Premium
A Multicriteria Weighted Vote‐Based Classifier Ensemble for Heart Disease Prediction
Author(s) -
Bashir Saba,
Qamar Usman,
Khan Farhan Hassan
Publication year - 2016
Publication title -
computational intelligence
Language(s) - English
Resource type - Journals
SCImago Journal Rank - 0.353
H-Index - 52
eISSN - 1467-8640
pISSN - 0824-7935
DOI - 10.1111/coin.12070
Subject(s) - naive bayes classifier , computer science , decision tree , classifier (uml) , ensemble learning , artificial intelligence , ensemble forecasting , support vector machine , confusion matrix , data mining , machine learning , pattern recognition (psychology) , random subspace method , bayes classifier
The availability of a large amount of medical data leads to the need of intelligent disease prediction and analysis tools to extract hidden information.
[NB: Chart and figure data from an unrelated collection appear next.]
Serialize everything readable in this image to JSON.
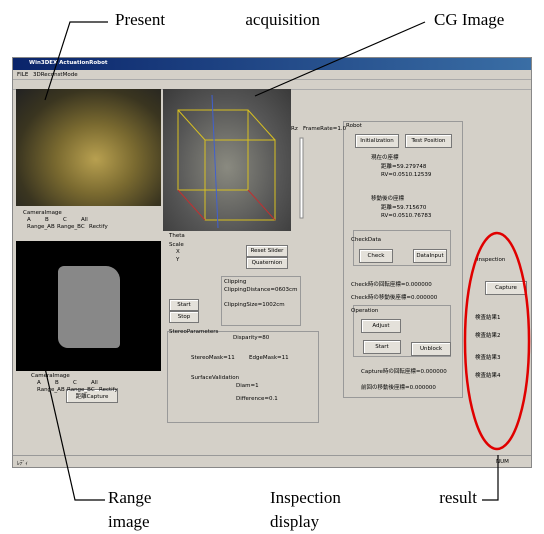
{
  "callouts": {
    "present": "Present acquisition",
    "cg": "CG Image",
    "range": [
      "Range",
      "image"
    ],
    "inspection": [
      "Inspection result",
      "display"
    ]
  },
  "window": {
    "title": "Win3DEX ActuationRobot",
    "menu": [
      "FILE",
      "3DReconstMode"
    ],
    "camera_group": {
      "label": "CameraImage",
      "options": [
        "A",
        "B",
        "C",
        "All",
        "Range_AB",
        "Range_BC",
        "Rectify"
      ]
    },
    "range_group": {
      "label": "CameraImage",
      "options": [
        "A",
        "B",
        "C",
        "All",
        "Range_AB",
        "Range_BC",
        "Rectify"
      ],
      "button": "距離Capture"
    },
    "view": {
      "theta": "Theta",
      "scale": "Scale",
      "x": "X",
      "y": "Y",
      "reset": "Reset Slider",
      "quaternion": "Quaternion",
      "start": "Start",
      "stop": "Stop",
      "rz": "Rz",
      "framerate": "FrameRate=1.0"
    },
    "clipping": {
      "label": "Clipping",
      "distance": "ClippingDistance=0603cm",
      "size": "ClippingSize=1002cm"
    },
    "stereo": {
      "label": "StereoParameters",
      "disparity": "Disparity=80",
      "stereo_mask": "StereoMask=11",
      "edge_mask": "EdgeMask=11",
      "surface": "SurfaceValidation",
      "diam": "Diam=1",
      "difference": "Difference=0.1"
    },
    "robot": {
      "label": "Robot",
      "init": "Initialization",
      "test": "Test Position",
      "current": "現在の座標",
      "current_d": "距離=59.279748",
      "current_rv": "RV=0.0510.12539",
      "moved": "移動後の座標",
      "moved_d": "距離=59.715670",
      "moved_rv": "RV=0.0510.76783",
      "checkdata": "CheckData",
      "check": "Check",
      "datainput": "DataInput",
      "check_rot": "Check時の回転座標=0.000000",
      "check_move": "Check時の移動後座標=0.000000",
      "operation": "Operation",
      "adjust": "Adjust",
      "start": "Start",
      "unblock": "Unblock",
      "capture_rot": "Capture時の回転座標=0.000000",
      "prev_move": "前回の移動後座標=0.000000"
    },
    "inspection": {
      "label": "Inspection",
      "capture": "Capture",
      "results": [
        "検査結果1",
        "検査結果2",
        "検査結果3",
        "検査結果4"
      ]
    },
    "status": [
      "ﾚﾃﾞｨ",
      "NUM"
    ]
  }
}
A large number of data mining and statistical analysis tools are used for disease prediction. Single data‐mining techniques show acceptable level of accuracy for heart disease diagnosis. This article focuses on prediction and analysis of heart disease using weighted vote‐based classifier ensemble technique. The proposed ensemble model overcomes the limitations of conventional data‐mining techniques by employing the ensemble of five heterogeneous classifiers: naive Bayes, decision tree based on Gini index, decision tree based on information gain, instance‐based learner, and support vector machines. We have used five benchmark heart disease data sets taken from UCI repository. Each data set contains different set of feature space that ultimately leads to the prediction of heart disease. The effectiveness of proposed ensemble classifier is investigated by comparing the performance with different researchers' techniques. Tenfold cross‐validation is used to handle the class imbalance problem. Moreover, confusion matrices and analysis of variance statistics are used to show the prediction results of all classifiers. The experimental results verify that the proposed ensemble classifier can deal with all types of attributes and it has achieved the high diagnosis accuracy of 87.37%, sensitivity of 93.75%, specificity of 92.86%, and F ‐measure of 82.17%. The F ‐ratio higher than the F ‐critical and p ‐value less than 0.01 for a 95% confidence interval indicate that the results are statistically significant for all the data sets.